With this contextual understanding, LLMs can identify not only explicit key points but also subtle nuances, implied sentiments, and underlying themes embedded within the text. This enables organizations to gain a comprehensive understanding of customer feedback and extract deep insights that were previously challenging, or exhausting, to uncover.
LLMs represent a significant breakthrough in text extraction. Their advanced natural language processing capabilities, combined with their contextual understanding and ability to extract meaningful insights, empower organizations to leverage longform text effectively and uncover valuable information that drives product improvements and customer-centric decision-making.
The magic behind our Folders at CustomerIQ is in our use of LLMs to process and analyze the longform text submissions.
When data is submitted to a folder, a number of key functions are run:
Later, in Views, we're able to organize all these insights automatically by theme, classify them into different categories (ie. UX issues, feature requests, bugs, etc.), or search and monitor specific topics like "What are people saying about the new pricing model?"
Here’s a bit more detail on each step:
CustomerIQ initiates the text extraction process by transforming non-textual feedback into transcribed and diarized text. This involves converting audio recordings, video content, or any other non-textual formats into written text. By transcribing and diarizing the feedback, CustomerIQ ensures that all data is in a text format, ready for further analysis.

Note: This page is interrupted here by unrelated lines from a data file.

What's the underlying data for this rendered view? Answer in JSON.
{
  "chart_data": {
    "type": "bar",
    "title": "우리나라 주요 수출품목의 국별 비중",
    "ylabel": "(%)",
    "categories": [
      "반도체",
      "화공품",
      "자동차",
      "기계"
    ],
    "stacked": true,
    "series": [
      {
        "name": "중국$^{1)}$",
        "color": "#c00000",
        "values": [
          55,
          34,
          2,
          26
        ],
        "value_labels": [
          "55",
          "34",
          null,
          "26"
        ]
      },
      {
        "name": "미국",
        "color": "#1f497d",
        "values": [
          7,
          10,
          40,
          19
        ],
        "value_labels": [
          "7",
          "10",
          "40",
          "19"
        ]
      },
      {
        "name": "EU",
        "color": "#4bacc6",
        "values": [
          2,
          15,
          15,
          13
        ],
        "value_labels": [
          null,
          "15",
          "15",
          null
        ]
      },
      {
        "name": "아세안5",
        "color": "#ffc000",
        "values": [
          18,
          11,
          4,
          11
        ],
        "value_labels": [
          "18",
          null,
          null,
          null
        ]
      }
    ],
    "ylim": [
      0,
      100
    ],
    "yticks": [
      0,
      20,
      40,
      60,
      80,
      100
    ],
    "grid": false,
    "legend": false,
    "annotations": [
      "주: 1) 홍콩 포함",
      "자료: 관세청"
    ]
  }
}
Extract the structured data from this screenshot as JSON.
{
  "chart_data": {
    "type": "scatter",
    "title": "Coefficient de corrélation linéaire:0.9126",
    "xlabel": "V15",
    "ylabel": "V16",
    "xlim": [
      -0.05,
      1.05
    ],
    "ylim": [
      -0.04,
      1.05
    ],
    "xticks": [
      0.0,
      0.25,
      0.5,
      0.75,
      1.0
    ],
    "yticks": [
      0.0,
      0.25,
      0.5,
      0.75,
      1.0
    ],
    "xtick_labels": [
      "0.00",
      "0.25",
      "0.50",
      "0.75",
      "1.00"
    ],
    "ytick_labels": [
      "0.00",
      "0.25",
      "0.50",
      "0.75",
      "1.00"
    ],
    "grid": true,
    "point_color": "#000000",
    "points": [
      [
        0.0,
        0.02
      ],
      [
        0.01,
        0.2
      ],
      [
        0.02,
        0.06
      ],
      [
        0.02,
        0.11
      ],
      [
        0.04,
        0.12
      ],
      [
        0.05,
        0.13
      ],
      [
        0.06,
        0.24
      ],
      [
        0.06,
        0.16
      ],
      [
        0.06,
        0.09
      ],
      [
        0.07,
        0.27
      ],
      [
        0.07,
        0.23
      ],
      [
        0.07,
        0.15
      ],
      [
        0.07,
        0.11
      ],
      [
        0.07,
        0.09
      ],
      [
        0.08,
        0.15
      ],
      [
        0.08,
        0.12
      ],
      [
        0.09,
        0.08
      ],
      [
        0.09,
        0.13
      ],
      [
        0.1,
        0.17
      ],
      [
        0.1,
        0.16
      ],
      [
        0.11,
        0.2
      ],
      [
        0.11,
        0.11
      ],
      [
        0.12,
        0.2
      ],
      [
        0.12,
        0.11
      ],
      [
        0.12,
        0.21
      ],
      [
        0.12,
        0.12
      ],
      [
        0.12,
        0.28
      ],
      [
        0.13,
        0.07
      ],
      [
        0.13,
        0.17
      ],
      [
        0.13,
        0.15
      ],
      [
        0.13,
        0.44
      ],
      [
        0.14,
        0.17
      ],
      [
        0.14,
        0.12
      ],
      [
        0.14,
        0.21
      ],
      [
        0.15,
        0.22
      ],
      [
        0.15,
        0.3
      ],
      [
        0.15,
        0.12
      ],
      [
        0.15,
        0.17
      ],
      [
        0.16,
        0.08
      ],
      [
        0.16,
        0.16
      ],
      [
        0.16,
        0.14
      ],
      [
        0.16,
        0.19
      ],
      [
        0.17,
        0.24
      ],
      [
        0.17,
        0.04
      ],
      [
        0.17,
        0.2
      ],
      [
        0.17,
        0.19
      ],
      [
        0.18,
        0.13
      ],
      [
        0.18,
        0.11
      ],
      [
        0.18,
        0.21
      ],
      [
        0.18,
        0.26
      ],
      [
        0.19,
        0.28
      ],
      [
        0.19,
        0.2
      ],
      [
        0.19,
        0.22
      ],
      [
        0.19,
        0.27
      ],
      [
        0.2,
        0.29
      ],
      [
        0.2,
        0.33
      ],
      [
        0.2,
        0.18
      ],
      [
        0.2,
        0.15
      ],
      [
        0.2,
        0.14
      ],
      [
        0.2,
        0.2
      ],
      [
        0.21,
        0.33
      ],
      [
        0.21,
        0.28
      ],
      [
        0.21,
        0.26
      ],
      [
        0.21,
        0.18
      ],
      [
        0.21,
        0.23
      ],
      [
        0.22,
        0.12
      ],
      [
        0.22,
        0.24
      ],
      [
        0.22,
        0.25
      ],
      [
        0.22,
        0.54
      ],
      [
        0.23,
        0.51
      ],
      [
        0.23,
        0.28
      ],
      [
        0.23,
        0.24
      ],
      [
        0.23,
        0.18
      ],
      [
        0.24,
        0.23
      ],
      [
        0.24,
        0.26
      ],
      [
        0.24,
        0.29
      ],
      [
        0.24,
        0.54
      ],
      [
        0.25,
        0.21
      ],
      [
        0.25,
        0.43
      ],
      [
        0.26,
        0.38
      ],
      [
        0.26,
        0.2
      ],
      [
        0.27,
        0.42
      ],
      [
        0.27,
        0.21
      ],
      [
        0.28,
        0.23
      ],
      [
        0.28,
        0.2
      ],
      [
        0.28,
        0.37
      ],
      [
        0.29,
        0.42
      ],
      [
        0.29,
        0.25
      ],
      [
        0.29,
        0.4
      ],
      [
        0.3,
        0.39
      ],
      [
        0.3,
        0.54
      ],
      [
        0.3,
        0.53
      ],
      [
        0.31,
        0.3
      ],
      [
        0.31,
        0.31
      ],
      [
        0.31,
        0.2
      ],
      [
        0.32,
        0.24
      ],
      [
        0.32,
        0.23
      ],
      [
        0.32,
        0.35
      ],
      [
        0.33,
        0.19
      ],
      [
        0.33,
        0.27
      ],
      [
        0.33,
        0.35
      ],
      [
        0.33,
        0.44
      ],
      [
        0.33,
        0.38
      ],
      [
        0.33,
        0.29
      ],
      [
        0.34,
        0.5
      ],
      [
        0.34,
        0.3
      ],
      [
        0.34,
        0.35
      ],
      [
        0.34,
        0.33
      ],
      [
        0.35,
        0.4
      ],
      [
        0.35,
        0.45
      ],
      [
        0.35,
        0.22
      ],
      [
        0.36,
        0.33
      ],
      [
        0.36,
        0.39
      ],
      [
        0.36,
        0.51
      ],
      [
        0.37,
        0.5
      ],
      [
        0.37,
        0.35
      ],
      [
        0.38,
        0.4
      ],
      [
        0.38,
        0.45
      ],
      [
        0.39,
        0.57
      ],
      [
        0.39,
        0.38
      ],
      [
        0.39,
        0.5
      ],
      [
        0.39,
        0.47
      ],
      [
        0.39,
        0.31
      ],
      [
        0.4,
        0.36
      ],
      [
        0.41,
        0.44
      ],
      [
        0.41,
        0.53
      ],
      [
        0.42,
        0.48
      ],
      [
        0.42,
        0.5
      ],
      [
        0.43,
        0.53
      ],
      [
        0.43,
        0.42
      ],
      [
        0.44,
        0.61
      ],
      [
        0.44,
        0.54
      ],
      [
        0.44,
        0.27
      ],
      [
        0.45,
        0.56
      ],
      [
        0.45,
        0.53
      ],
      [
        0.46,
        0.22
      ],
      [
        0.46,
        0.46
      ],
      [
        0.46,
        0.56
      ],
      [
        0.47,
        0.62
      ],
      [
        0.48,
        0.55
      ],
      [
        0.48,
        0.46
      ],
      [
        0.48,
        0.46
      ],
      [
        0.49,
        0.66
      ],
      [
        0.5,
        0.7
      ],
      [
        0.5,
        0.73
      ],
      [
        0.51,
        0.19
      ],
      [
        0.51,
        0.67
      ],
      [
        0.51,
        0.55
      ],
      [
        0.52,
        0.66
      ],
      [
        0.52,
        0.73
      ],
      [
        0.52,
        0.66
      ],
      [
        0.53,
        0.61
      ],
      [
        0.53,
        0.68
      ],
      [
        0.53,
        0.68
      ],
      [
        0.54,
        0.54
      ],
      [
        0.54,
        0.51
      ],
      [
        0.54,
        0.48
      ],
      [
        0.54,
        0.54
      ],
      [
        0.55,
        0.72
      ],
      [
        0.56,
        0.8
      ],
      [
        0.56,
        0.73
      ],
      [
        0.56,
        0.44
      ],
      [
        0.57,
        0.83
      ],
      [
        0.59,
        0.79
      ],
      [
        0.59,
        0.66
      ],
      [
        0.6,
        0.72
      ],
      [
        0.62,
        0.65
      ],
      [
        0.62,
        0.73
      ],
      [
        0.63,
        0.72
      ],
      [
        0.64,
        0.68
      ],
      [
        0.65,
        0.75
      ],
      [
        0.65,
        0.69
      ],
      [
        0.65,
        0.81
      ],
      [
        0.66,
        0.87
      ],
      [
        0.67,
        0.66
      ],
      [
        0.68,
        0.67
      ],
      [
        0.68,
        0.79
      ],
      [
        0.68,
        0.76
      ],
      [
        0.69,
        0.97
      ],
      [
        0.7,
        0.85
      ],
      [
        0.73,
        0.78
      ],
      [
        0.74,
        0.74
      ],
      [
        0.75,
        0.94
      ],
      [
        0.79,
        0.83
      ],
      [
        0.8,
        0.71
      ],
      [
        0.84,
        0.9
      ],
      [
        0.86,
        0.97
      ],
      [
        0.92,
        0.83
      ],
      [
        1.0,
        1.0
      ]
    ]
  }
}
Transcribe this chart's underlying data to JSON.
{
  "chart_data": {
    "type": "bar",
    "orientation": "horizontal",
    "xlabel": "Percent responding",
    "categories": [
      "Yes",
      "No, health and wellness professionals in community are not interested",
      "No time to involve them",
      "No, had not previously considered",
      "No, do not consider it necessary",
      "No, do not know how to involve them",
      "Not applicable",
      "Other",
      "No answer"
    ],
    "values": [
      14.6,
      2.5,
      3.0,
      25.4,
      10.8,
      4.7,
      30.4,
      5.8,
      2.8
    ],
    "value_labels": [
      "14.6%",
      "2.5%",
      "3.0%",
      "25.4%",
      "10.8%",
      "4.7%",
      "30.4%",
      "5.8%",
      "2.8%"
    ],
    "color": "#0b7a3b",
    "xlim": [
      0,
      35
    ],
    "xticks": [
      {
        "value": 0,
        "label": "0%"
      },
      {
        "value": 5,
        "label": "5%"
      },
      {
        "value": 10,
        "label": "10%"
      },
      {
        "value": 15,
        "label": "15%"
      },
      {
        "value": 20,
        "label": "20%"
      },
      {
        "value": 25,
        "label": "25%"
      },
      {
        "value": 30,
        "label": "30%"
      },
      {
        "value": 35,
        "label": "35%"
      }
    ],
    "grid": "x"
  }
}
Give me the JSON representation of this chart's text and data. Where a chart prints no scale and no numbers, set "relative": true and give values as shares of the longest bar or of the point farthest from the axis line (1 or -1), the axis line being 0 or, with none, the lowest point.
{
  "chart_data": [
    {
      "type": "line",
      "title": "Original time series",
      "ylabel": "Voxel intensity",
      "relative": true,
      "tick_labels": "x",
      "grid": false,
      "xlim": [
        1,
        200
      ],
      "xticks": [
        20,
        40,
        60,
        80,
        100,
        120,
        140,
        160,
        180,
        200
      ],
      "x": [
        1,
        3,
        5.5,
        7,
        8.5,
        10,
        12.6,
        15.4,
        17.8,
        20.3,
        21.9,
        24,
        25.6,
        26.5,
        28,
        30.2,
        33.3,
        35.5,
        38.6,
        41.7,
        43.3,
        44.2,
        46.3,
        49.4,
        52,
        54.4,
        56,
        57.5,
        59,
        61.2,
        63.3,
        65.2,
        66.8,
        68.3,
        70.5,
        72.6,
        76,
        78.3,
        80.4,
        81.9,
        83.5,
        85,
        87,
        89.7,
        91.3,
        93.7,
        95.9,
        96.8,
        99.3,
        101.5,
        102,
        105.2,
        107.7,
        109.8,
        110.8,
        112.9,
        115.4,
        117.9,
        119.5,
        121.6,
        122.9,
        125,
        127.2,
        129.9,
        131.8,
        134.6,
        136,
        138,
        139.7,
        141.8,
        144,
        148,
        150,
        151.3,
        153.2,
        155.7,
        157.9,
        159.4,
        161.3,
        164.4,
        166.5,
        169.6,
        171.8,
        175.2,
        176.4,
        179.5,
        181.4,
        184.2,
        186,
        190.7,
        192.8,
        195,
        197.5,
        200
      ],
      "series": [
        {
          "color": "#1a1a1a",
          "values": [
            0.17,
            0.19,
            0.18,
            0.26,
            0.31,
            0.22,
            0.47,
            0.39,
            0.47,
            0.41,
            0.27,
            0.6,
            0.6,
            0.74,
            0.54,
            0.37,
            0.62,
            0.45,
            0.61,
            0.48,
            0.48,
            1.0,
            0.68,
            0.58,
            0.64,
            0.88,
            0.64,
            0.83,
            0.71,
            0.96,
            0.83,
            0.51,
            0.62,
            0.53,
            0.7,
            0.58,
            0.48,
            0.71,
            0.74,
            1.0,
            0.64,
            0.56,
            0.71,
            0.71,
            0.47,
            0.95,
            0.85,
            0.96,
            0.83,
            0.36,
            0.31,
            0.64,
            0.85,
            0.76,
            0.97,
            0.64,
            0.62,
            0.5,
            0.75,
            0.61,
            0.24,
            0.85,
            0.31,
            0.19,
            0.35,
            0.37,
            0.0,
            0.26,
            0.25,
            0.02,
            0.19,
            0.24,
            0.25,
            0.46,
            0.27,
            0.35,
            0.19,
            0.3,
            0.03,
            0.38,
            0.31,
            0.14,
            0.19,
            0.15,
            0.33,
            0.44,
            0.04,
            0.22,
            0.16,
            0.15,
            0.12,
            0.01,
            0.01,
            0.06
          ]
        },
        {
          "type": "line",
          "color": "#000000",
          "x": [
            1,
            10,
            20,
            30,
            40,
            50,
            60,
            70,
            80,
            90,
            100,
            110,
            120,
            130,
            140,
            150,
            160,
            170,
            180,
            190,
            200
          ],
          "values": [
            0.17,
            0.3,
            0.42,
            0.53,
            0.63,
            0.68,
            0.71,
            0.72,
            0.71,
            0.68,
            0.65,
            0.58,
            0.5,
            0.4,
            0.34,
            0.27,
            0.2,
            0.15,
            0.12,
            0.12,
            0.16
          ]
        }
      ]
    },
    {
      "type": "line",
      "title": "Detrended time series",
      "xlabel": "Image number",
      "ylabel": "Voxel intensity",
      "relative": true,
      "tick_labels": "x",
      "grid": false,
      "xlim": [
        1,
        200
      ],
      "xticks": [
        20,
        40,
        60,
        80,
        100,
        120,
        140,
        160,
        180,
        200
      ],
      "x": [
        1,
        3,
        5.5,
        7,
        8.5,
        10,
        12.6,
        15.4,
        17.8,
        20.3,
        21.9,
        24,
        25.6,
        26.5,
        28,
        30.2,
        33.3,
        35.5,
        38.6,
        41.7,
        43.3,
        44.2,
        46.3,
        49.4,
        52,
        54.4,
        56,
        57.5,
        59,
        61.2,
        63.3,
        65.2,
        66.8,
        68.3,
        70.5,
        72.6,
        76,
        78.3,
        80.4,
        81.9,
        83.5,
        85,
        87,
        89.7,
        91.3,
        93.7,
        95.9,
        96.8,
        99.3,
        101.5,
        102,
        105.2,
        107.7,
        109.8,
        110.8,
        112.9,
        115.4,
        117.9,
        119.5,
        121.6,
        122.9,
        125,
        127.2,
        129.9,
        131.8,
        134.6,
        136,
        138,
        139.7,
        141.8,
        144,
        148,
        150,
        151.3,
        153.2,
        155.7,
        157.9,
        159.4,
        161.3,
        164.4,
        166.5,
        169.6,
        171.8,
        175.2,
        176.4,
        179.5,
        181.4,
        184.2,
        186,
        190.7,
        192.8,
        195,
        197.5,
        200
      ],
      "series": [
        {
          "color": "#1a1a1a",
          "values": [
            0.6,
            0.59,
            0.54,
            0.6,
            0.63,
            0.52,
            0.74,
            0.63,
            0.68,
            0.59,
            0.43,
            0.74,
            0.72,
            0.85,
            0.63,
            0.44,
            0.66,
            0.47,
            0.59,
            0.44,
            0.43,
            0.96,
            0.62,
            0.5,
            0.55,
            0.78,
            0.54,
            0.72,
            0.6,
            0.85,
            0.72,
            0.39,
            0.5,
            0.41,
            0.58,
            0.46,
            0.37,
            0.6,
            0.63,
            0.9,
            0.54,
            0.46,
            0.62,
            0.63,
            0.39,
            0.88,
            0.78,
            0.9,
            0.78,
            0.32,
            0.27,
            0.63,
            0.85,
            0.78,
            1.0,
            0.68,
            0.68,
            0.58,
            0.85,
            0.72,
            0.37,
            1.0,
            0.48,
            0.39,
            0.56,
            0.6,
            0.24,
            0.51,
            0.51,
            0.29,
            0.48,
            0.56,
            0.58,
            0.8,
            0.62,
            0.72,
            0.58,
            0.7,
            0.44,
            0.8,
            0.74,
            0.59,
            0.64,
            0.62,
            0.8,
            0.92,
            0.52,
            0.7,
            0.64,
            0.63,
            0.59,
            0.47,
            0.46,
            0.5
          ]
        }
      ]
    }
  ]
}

To tackle the challenge of analyzing lengthy customer feedback, CustomerIQ breaks down the text into manageable chunks called snippets. This step allows for a more focused analysis, prevents information overload, and enables efficient processing of each section. Breaking down the text also enhances the effectiveness of subsequent steps in the extraction process.
CustomerIQ leverages the power of LLMs to extract crucial key points from each text snippet. By utilizing LLMs' advanced natural language processing capabilities, the system can identify the most significant and relevant insights within the text. These key points capture the essence of the customer feedback, including important themes, sentiments, and specific details that inform product improvements and decision-making.
The transformative role of CustomerIQ's process lies in the conversion of insights into embeddings. Embeddings are numerical representations of textual data that capture the semantic meaning and relationships between words or phrases. By transforming key points into embeddings, CustomerIQ unlocks the potential for advanced analysis techniques such as cluster analysis, classification, and semantic search.
Considering the speed, accuracy, and scalability of using LLMs to extract insights, the question shifts from, “how do we analyze feedback?” to “Where can we find more?”
Consider for a moment all the different interactions members of your team have with customers where customers might provide insight into future product or marketing opportunities. Support calls, sales calls, customer success calls, survey responses, support tickets, product reviews, tweets, Reddit posts, community forums, focus groups… the sources are nearly endless.
Using folders, you could store each of these interactions, pulling out relevant insights and converting them into embeddings.
Using views you could discover themes and summarize the value of each theme for prioritizing work.
Using a new view, you could monitor a particular theme to watch how it changes over time.
And you can do all of this in minutes.